写真3 ハーベスタでの収穫作業を行う弘也氏

おわりに

 喜界町の一部集落では、(たち)()品評会と呼ばれるさとうきびの茎長・茎数・畝幅・管理状況を採点し順位を競う催しが開かれている。これは明治30年ごろに町内の湾地区において島内の黒糖生産量が千丁(1樽120斤の黒糖が1000丁(個)(=約7200キログラム))を超えた祝いと同時期に始まったと伝えられている。現在では、毎年7月に豊作の祈願と立毛品評会の表彰が行われており、110年以上連綿と受け継がれてきた地域の伝統行事になっている。中里地区もこの立毛品評会の伝統を守り続ける集落の一つであり、さとうきびに対する思いが非常に強いことがうかがえる。

 この地域の伝統であるさとうきびへの深い感謝の念を忘れず日々生産に励んでいる弘也氏の「次の世代に農業のハードルを感じさせたくない、次の世代にちゃんと渡せるよう土作りをしていきたい」という言葉は印象的であった。
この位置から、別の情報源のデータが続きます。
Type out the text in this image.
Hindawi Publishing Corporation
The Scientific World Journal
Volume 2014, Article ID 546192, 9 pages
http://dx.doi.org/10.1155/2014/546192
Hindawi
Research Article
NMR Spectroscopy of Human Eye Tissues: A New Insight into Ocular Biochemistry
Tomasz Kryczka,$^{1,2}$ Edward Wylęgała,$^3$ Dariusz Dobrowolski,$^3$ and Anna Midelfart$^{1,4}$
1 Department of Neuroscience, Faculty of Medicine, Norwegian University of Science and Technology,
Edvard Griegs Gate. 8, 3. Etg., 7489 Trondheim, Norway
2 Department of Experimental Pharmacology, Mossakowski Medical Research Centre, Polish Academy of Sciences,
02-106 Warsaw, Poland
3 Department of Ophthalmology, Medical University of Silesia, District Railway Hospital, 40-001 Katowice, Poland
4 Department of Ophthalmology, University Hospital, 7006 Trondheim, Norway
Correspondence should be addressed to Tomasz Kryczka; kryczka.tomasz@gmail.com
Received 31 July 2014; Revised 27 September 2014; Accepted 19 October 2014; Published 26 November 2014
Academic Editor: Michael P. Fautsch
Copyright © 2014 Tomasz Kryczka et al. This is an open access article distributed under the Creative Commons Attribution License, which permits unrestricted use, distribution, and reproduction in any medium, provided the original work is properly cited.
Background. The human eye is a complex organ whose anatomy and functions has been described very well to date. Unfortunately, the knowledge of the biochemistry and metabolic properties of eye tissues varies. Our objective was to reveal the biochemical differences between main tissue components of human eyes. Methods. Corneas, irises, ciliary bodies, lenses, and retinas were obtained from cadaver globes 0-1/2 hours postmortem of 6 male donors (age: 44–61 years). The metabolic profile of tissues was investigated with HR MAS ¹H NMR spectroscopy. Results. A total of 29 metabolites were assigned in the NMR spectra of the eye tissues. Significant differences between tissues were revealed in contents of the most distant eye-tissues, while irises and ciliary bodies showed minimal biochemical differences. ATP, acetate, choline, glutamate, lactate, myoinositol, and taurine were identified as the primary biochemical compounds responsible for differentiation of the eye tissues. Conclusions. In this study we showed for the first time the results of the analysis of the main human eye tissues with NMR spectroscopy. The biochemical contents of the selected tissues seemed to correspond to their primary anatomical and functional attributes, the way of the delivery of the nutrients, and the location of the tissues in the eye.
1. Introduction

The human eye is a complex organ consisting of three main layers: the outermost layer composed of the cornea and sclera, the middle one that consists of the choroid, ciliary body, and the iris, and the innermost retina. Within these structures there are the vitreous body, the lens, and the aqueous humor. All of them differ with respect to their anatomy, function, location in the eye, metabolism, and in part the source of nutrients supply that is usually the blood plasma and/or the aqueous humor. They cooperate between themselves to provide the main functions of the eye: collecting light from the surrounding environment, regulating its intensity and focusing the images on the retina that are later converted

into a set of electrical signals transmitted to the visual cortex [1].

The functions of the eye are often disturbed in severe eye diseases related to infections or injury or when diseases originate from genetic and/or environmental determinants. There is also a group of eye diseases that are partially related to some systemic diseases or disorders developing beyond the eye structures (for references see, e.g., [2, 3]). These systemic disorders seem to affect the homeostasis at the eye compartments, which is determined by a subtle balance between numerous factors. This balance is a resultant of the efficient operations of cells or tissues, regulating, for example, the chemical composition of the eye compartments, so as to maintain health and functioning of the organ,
中里組合の受託体制の確立による集落のさとうきび生産の発展と、自身の夢である6次産業化に向けた歩みが実を結ぶことに期待しつつ、今後もその取り組みに注目したい。

 最後に、調査にご協力いただきました、野間弘也さま、あまみ農業協同組合喜界事業本部営農販売課長基井義三さま、同課係長佐藤達夫さま、同課上田嘉和さま、喜界町糖業振興会の皆さまに改めて御礼申し上げます。